3. In der Vergangenheit wurden verbrecherische Handlungen von Staaten mit grossem Aufwand kaschiert, selbst ein Menschheits­verbrechen wie der Holocaust. Heute liegen die Verbrechen offen zutage, und der «Informations-Overkill» neutralisiert sie fast von allein. 22 Terabyte Video­material gibt es in den Archiven der Weisshelme über die monatelange Bombardierung von Aleppo durch russische und Assad-treue Verbände, über die Tausenden von zivilen Opfern, die Bombardierungen von Kranken­häusern und Schulen. Die meisten dieser Videos wurden quasi live gestreamt. Die Welt­öffentlichkeit sass in der ersten Reihe, aber geändert hat es nichts. Auch das ist eine Facette unserer postfaktischen Epoche.

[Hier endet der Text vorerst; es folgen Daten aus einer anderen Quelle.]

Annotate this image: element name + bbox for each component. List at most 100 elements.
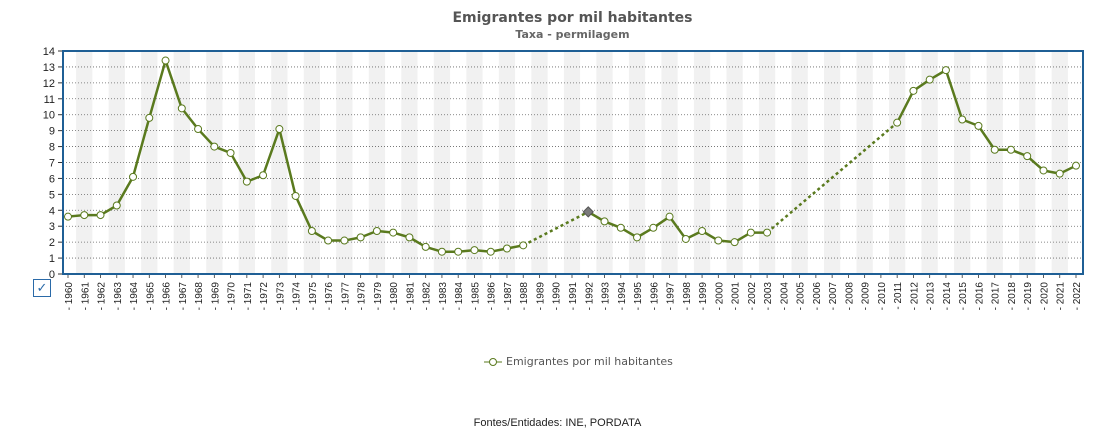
legend-marker-icon — [484, 357, 502, 366]
x-tick-label: - 1960 — [64, 282, 75, 311]
x-tick-label: - 1970 — [227, 282, 238, 311]
x-tick-label: - 1987 — [503, 282, 514, 311]
x-tick-label: - 2020 — [1039, 282, 1050, 311]
x-tick-label: - 2002 — [747, 282, 758, 311]
x-tick-label: - 2021 — [1056, 282, 1067, 311]
data-point — [307, 226, 316, 235]
data-point — [340, 236, 349, 245]
check-icon[interactable]: ✓ — [33, 279, 51, 297]
x-tick-label: - 1981 — [405, 282, 416, 311]
x-tick-label: - 2009 — [861, 282, 872, 311]
data-point — [909, 86, 918, 95]
data-point — [665, 212, 674, 221]
y-tick-label: 8 — [49, 142, 55, 154]
y-tick-label: 11 — [44, 94, 55, 106]
x-tick-label: - 1972 — [259, 282, 270, 311]
data-point — [941, 66, 950, 75]
data-point — [470, 246, 479, 255]
data-point — [502, 244, 511, 253]
x-tick-label: - 1997 — [666, 282, 677, 311]
y-tick-label: 13 — [43, 62, 55, 74]
data-point — [372, 226, 381, 235]
y-tick-label: 7 — [49, 158, 55, 170]
x-tick-label: - 1985 — [470, 282, 481, 311]
background-band — [141, 51, 158, 274]
y-tick-label: 14 — [43, 46, 55, 58]
legend-label: Emigrantes por mil habitantes — [506, 355, 673, 368]
x-tick-label: - 1982 — [422, 282, 433, 311]
chart-subtitle: Taxa - permilagem — [515, 28, 630, 41]
x-tick-label: - 2001 — [731, 282, 742, 311]
background-band — [401, 51, 418, 274]
series-gap-line — [766, 121, 898, 234]
x-tick-label: - 1998 — [682, 282, 693, 311]
x-tick-label: - 1989 — [535, 282, 546, 311]
y-tick-label: 12 — [43, 78, 55, 90]
x-tick-label: - 1963 — [113, 282, 124, 311]
legend[interactable]: Emigrantes por mil habitantes — [484, 355, 673, 368]
y-tick-label: 10 — [43, 110, 55, 122]
background-band — [498, 51, 516, 274]
x-tick-label: - 1976 — [324, 282, 335, 311]
background-band — [1019, 51, 1036, 274]
y-tick-label: 5 — [49, 189, 55, 201]
x-tick-label: - 1977 — [340, 282, 351, 311]
x-tick-label: - 2019 — [1023, 282, 1034, 311]
x-tick-label: - 1993 — [601, 282, 612, 311]
y-tick-label: 2 — [49, 237, 55, 249]
background-band — [628, 51, 646, 274]
data-point — [582, 206, 594, 218]
x-tick-label: - 2017 — [991, 282, 1002, 311]
data-point — [177, 104, 186, 113]
data-point — [226, 148, 235, 157]
x-tick-label: - 1968 — [194, 282, 205, 311]
x-tick-label: - 1975 — [308, 282, 319, 311]
x-tick-label: - 1966 — [162, 282, 173, 311]
x-tick-label: - 2015 — [958, 282, 969, 311]
x-tick-label: - 2003 — [763, 282, 774, 311]
data-point — [242, 177, 251, 186]
x-tick-label: - 2005 — [796, 282, 807, 311]
data-point — [259, 171, 268, 180]
data-point — [437, 247, 446, 256]
data-point — [145, 113, 154, 122]
background-band — [758, 51, 776, 274]
x-tick-label: - 2013 — [926, 282, 937, 311]
x-tick-label: - 2004 — [779, 282, 790, 311]
x-tick-label: - 1986 — [487, 282, 498, 311]
data-point — [64, 212, 72, 221]
x-tick-label: - 2016 — [974, 282, 985, 311]
data-point — [730, 238, 739, 247]
data-point — [763, 228, 772, 237]
x-tick-label: - 1991 — [568, 282, 579, 311]
data-point — [681, 234, 690, 243]
background-band — [726, 51, 743, 274]
x-tick-label: - 1974 — [292, 282, 303, 311]
x-tick-label: - 1978 — [357, 282, 368, 311]
x-tick-label: - 2011 — [893, 282, 904, 310]
background-band — [368, 51, 386, 274]
data-point — [600, 217, 609, 226]
background-band — [206, 51, 223, 274]
data-point — [112, 201, 121, 210]
background-band — [531, 51, 548, 274]
data-point — [958, 115, 967, 124]
data-point — [974, 121, 983, 130]
background-band — [986, 51, 1003, 274]
source-note: Fontes/Entidades: INE, PORDATA — [473, 417, 642, 429]
data-point — [161, 56, 170, 65]
x-tick-label: - 1990 — [552, 282, 563, 311]
background-band — [954, 51, 971, 274]
data-point — [649, 223, 658, 232]
data-point — [356, 233, 365, 242]
x-tick-label: - 2018 — [1007, 282, 1018, 311]
data-point — [454, 247, 463, 256]
data-point — [194, 125, 203, 134]
data-point — [714, 236, 723, 245]
data-point — [1039, 166, 1048, 175]
data-point — [1023, 152, 1032, 161]
series-line — [67, 59, 524, 253]
background-band — [173, 51, 190, 274]
chart-title: Emigrantes por mil habitantes — [452, 10, 693, 26]
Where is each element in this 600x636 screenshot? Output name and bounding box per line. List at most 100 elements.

Es ist ein abgründiges, dystopisches Bild der heutigen Welt, das Pomerantsev durch seine Reportagen und Gespräche rund um den Globus entstehen lässt. Manche Schweizer Leserin wird mit Erleichterung zur Feststellung kommen, dass uns von den Extremen postfaktischer Politik so einiges trennt. Wer aber würde ausschliessen wollen, dass wir uns darauf zubewegen?